Pero, como siempre ocurre, algunas de las dolencias o enfermedades son tan sólo la punta del iceberg; tras los primeros exámenes, se fue teniendo una mayor certeza de que su mente se estaba quedando vacía. O lo que los médicos llamarían tiempo después «Alzheimer», a pesar de que precisamente en ese año de 1977 se aceptaría por primera vez el uso del término médico «Alzheimer».
A sus 64 años, el padre gozaba de una entereza extraordinaria. Sin embargo, ahora, sin saber quién era, ni lo que hacía ahí, las cosas se tornaban demasiado complicadas, aunadas al hecho fehaciente de que tampoco reconocía a nadie. Rodeado de un mundo de extraños donde el primero de la fila era él mismo, se mostraba desconcertado en medio de su propio silencio.
Pasaba largas horas frente a esa imagen del Cristo en la cruz. Al parecer, elevaba plegarias sin hablar, pero su cuerpo se estremecía con estertores que parecían tener la fuerza para derribar todo lo que en él quedaba sano. En esos momentos de profunda comunión con su Padre, la atmósfera del lugar cambiaba; el aire parecía estar electrificado, y regularmente un aroma a flores se movía por el lugar.

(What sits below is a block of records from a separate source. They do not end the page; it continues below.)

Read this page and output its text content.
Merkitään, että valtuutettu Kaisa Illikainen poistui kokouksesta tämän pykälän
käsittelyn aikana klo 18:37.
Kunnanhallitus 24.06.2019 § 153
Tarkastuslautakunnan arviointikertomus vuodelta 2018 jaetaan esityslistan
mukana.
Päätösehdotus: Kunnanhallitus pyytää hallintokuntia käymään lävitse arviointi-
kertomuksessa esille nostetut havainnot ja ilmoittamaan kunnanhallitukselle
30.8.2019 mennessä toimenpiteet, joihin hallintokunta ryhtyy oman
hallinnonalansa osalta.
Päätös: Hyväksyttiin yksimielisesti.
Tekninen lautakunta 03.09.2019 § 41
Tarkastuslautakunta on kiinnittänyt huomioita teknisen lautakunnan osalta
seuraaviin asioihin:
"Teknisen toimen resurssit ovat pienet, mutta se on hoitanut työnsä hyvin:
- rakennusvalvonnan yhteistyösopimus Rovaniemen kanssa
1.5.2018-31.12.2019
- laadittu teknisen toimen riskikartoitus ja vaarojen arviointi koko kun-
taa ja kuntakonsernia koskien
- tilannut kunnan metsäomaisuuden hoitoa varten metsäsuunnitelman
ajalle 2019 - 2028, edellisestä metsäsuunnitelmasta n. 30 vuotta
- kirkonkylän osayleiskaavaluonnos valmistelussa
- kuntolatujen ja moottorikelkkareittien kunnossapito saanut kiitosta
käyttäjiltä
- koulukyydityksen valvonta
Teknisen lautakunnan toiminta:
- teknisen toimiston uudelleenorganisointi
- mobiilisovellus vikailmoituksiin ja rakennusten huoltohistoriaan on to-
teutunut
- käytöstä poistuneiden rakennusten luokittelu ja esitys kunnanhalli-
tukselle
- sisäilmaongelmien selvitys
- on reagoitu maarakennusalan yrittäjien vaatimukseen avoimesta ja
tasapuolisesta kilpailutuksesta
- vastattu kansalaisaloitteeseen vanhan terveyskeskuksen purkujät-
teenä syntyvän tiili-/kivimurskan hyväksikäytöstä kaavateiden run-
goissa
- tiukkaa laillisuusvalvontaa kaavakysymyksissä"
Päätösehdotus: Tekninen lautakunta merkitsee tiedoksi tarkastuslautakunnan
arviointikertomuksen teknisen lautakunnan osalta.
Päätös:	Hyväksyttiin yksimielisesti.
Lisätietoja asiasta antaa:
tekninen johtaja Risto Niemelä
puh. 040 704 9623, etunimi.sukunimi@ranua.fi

Sólo la imagen del Cristo crucificado parecía estar intacta en la memoria del sacerdote aunque, para decirlo de una mejor manera, todo parecía ser reconstruido en su memoria cada día, y ese todo incluía los aspectos de su propia fe: bastión y baluarte de toda su existencia. Era un acto casi imposible de reconciliar: un pasado que había sido borrado en su totalidad, y un comportamiento presente ante el Cristo sufriente que al parecer estaba intacto, producto de una raíz profunda llamada fe.